Fiduciary Law and the Preservation of Trust in Business Relationships

Brian J. Broughman, Vanderbilt Law School
Elizabeth Pollman, University of Pennsylvania Carey Law School
D. Gordon Smith, Brigham Young University

In Fiduciaries and Trust: Ethics, Politics, Economics, and Law (Matthew Harding and Paul Miller eds., Cambridge 2020)


This chapter explores the role of mandatory fiduciary obligations in preserving trust between business parties. Because contracts are inevitably incomplete, after investment there is always a risk of opportunism. While the parties could try to draft a more detailed agreement prohibiting various forms of opportunism, the very act of haggling over such protections may signal distrust, eliciting costly reactions (defensive measures/hedging/lack of intrinsic motivation) in the counterparty. In the absence of fiduciary protections, a vulnerable party may decide to forgo important protections against opportunism, not because such protections are suboptimal or hard to specify ex ante but because bargaining for them would signal distrust.

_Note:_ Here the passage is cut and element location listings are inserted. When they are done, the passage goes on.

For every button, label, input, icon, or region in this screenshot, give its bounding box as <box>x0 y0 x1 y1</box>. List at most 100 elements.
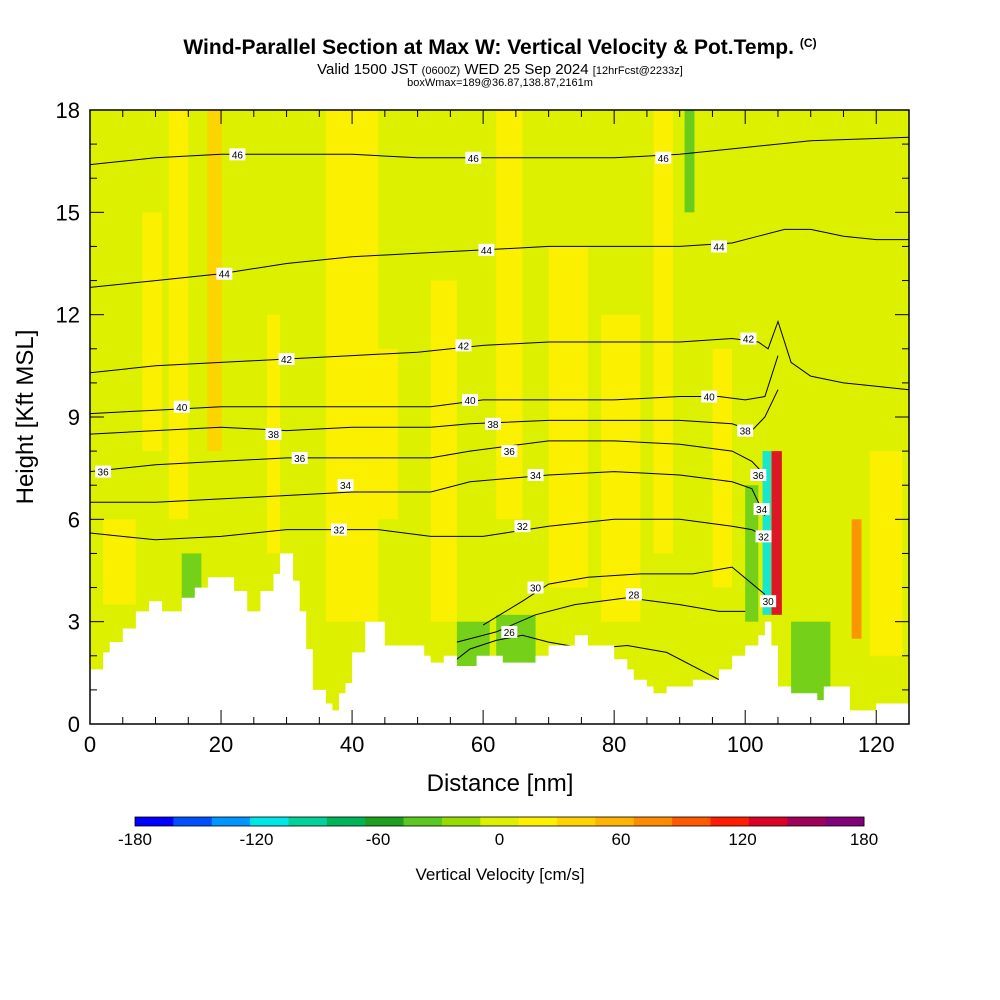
isentrope-label: 32 <box>330 523 347 537</box>
isentrope-label-text: 32 <box>333 526 345 537</box>
isentrope-label-text: 36 <box>98 468 110 479</box>
isentrope-label: 26 <box>501 625 518 639</box>
updraft-patch <box>430 280 457 622</box>
isentrope-line <box>90 228 909 288</box>
isentrope-label-text: 28 <box>628 590 640 601</box>
x-tick-label: 40 <box>340 732 364 757</box>
isentrope-label-bg <box>501 625 518 638</box>
isentrope-label-bg <box>710 240 727 253</box>
updraft-patch <box>653 110 674 554</box>
isentrope-label-text: 32 <box>517 522 529 533</box>
colorbar-swatch <box>672 817 712 826</box>
isentrope-label-bg <box>701 390 718 403</box>
isentrope-label: 40 <box>701 390 718 404</box>
y-tick-label: 0 <box>68 712 80 737</box>
isentrope-label: 42 <box>455 339 472 352</box>
isentrope-label: 40 <box>462 393 479 407</box>
isentrope-line <box>90 518 766 541</box>
updraft-patch <box>378 348 398 520</box>
isentrope-label-bg <box>265 428 282 441</box>
colorbar-frame <box>134 816 865 827</box>
isentrope-label-bg <box>527 468 544 481</box>
isentrope-label: 46 <box>229 148 246 161</box>
colorbar-swatch <box>326 817 366 826</box>
colorbar-swatch <box>288 817 328 826</box>
isentrope-label-bg <box>501 445 518 458</box>
isentrope-label-text: 44 <box>481 246 493 257</box>
isentrope-label-text: 30 <box>530 584 542 595</box>
y-tick-label: 12 <box>56 303 80 328</box>
x-tick-label: 0 <box>84 732 96 757</box>
isentrope-label-bg <box>462 393 479 406</box>
updraft-patch <box>103 519 136 605</box>
valid-utc: (0600Z) <box>421 65 461 77</box>
updraft-column <box>851 519 862 639</box>
isentrope-label-bg <box>455 339 472 352</box>
colorbar-swatch <box>710 817 750 826</box>
x-tick-label: 100 <box>727 732 764 757</box>
isentrope-label: 46 <box>465 151 482 165</box>
y-tick-label: 9 <box>68 405 80 430</box>
isentrope-label-bg <box>625 588 642 601</box>
isentrope-label: 30 <box>527 581 544 595</box>
updraft-patch <box>325 110 379 622</box>
isentrope-label-text: 36 <box>294 454 306 465</box>
colorbar-swatch <box>787 817 827 826</box>
y-axis-label: Height [Kft MSL] <box>12 330 39 505</box>
isentrope-label-text: 42 <box>458 341 470 352</box>
y-tick-label: 15 <box>56 200 80 225</box>
x-axis-label: Distance [nm] <box>427 770 574 797</box>
isentrope-label-text: 40 <box>704 393 716 404</box>
isentrope-line <box>90 136 909 166</box>
isentrope-label-text: 38 <box>740 427 752 438</box>
colorbar-swatch <box>595 817 635 826</box>
colorbar-tick-label: 0 <box>495 830 504 849</box>
isentrope-label-bg <box>755 530 772 543</box>
isentrope-label: 38 <box>484 417 501 431</box>
isentrope-label-text: 46 <box>468 154 480 165</box>
valid-time: Valid 1500 JST <box>317 61 418 78</box>
chart-subtitle: Valid 1500 JST (0600Z) WED 25 Sep 2024 [… <box>0 61 1000 78</box>
isentrope-label-bg <box>514 520 531 533</box>
isentrope-label-text: 40 <box>464 396 476 407</box>
isentrope-label-text: 34 <box>340 481 352 492</box>
isentrope-label-bg <box>750 468 767 481</box>
colorbar-tick-label: -120 <box>239 830 273 849</box>
isentrope-label-bg <box>737 424 754 437</box>
updraft-patch <box>601 314 641 622</box>
isentrope-line <box>482 566 766 626</box>
isentrope-label-text: 36 <box>504 447 516 458</box>
isentrope-label-text: 32 <box>758 532 770 543</box>
isentrope-label: 38 <box>737 424 754 438</box>
colorbar-label: Vertical Velocity [cm/s] <box>415 865 584 884</box>
colorbar: -180 -120 -60 0 60 120 180 <box>118 816 878 849</box>
isentrope-label: 42 <box>740 332 757 346</box>
isentrope-label: 34 <box>337 479 354 492</box>
isentrope-label-bg <box>484 417 501 430</box>
isentrope-label-bg <box>229 148 246 161</box>
isentrope-label-text: 46 <box>658 154 670 165</box>
colorbar-tick-label: 60 <box>612 830 631 849</box>
isentrope-label: 42 <box>278 353 295 366</box>
colorbar-swatch <box>557 817 596 826</box>
colorbar-tick-label: 180 <box>850 830 878 849</box>
terrain <box>90 553 909 724</box>
updraft-patch <box>869 451 903 656</box>
forecast-info: [12hrFcst@2233z] <box>592 65 683 77</box>
isentrope-label-bg <box>278 353 295 366</box>
chart-title: Wind-Parallel Section at Max W: Vertical… <box>0 36 1000 60</box>
isentrope-label: 32 <box>755 530 772 543</box>
colorbar-swatch <box>480 817 520 826</box>
isentrope-label: 44 <box>478 243 495 257</box>
isentrope-label: 44 <box>216 267 233 281</box>
isentrope-label-text: 46 <box>232 150 244 161</box>
isentrope-label: 36 <box>95 465 112 479</box>
isentrope-label-bg <box>478 243 495 256</box>
x-tick-label: 60 <box>471 732 495 757</box>
updraft-column <box>207 110 222 452</box>
colorbar-tick-label: 120 <box>728 830 756 849</box>
y-tick-label: 18 <box>56 98 80 123</box>
copyright-mark: (C) <box>799 36 817 50</box>
isentrope-label-text: 38 <box>487 420 499 431</box>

By contrast, state-imposed fiduciary obligations remove the invocation of distrust by either party to the agreement. We further observe that while fiduciary protections can help prevent distrust among a small number of contracting parties, fiduciary protections may prove inadequate in some settings, especially in addressing horizontal conflicts between beneficiaries. The chapter concludes by observing that the limits of contract and fiduciary law leave a residual zone of vulnerability in which trust and other mechanisms of risk reduction play a significant role.